Review by Will O'Bryan
Rating: (5 out of 5)
Saturday, 10/15/2005, 11:00 AM
Shorts presentation, $9 at Goethe Institut Inter Nationes
Hebrew & Norwegian, both with English subtitles
THE INTERNATIONAL WOMEN program pulls together two fairly disparate documentary films. A journey into the lives of Orthodox-Jewish lesbians in Israel, followed by the video diary of a young, Norwegian transsexual. Both are moving and surprisingly powerful.
In the tradition of Sandi Simcha Dubowski's Trembling Before G-d, the 2001 look at gay and lesbian Hasidic and Orthodox Jews, Keep Not Silent: Ortho-Dykes (), offers frank — usually clandestine — discussions with a handful of lesbians whose relationships with God are central to their lives in every way. Out of respect for that relationship, some have taken husbands and borne children — 10 in the case of one anonymous interviewee. Others have avoided contact with women as a form of self-discipline. One interviewee, the daughter of a rabbi, and easily as pious as the rest, has put her faith in God for making her a lesbian. Her commitment ceremony will easily bring tears to some viewers. Director Ilil Alexander's genuine video-conference conversations illustrate the stark contrast of ancient texts and the modern world.
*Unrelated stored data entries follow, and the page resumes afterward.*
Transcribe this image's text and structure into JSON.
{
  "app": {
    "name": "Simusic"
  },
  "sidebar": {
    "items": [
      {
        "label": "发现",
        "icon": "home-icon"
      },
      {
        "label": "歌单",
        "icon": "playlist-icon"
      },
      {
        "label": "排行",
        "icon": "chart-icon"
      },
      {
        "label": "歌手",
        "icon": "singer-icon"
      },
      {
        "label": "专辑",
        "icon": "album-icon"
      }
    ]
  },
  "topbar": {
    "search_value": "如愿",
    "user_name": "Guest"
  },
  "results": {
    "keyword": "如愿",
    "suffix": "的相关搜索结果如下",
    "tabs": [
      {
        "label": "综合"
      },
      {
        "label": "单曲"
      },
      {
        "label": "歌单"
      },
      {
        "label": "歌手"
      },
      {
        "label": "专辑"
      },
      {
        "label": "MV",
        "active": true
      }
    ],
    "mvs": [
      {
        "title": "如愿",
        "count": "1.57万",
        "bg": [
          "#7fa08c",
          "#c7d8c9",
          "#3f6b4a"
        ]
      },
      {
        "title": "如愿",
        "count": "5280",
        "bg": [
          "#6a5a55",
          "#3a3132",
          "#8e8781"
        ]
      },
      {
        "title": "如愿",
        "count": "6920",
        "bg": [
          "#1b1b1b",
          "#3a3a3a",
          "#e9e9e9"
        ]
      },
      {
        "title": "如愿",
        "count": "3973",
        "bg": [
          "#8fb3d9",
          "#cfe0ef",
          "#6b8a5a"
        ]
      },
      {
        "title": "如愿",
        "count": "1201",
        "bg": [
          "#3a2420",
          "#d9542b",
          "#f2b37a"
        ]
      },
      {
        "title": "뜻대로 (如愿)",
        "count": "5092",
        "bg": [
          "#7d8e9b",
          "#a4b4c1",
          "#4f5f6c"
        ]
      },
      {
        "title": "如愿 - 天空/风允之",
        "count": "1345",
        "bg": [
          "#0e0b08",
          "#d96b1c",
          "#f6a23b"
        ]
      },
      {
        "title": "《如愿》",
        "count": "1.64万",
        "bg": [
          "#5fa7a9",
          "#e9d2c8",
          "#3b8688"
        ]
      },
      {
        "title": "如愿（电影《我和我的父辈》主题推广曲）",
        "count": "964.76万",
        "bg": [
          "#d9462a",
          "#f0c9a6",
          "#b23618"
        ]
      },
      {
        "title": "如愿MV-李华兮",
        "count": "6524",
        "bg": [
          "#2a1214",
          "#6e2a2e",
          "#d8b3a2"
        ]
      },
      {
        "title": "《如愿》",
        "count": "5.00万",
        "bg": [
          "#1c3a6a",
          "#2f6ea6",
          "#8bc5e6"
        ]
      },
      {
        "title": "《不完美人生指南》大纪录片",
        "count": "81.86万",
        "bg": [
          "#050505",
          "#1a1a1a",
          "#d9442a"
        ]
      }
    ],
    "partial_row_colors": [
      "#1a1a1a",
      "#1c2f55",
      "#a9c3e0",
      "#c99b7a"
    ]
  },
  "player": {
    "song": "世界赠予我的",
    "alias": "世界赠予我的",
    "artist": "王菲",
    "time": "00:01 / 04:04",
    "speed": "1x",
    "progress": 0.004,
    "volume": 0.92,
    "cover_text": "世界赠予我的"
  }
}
Furthermore, she fleshes out mood for her film with day-to-day urban scenes of Orthodox neighborhoods, giving a complete experience.
In another corner of the world, Morten is transforming into Monica, in 100% Human (). Video camera in-hand, she seems eager to take us all along with her. This quirky movie is more than video confessional, however. Monica's mother is equally frank, sharing all her emotional reactions to her daughter's transsexualism. Monica herself stars in three music videos, interspersed throughout the film. These video interludes may seem a bit corny, but there is no doubting their sincerity. The same doesn't hold for directors Jan Dalchow and Trond Winterkjaer adding scenes of a small child as the young Monica/Morten, for example, pulling a dress from the clothesline for emotional support, nor all the underwater filming that doesn't tell us much as metaphor, but makes quite clear that Monica is not terribly fond of opening her eyes underwater.
These little quirks don't hurt 100% Human too much. Monica is so forthright in sharing her transformation, from hormones to surgery, it's easy to allow her a pop-star indulgence. She's just too charming not to forgive. And she's offering audiences more, by way of insight, than they'll ever be able to repay.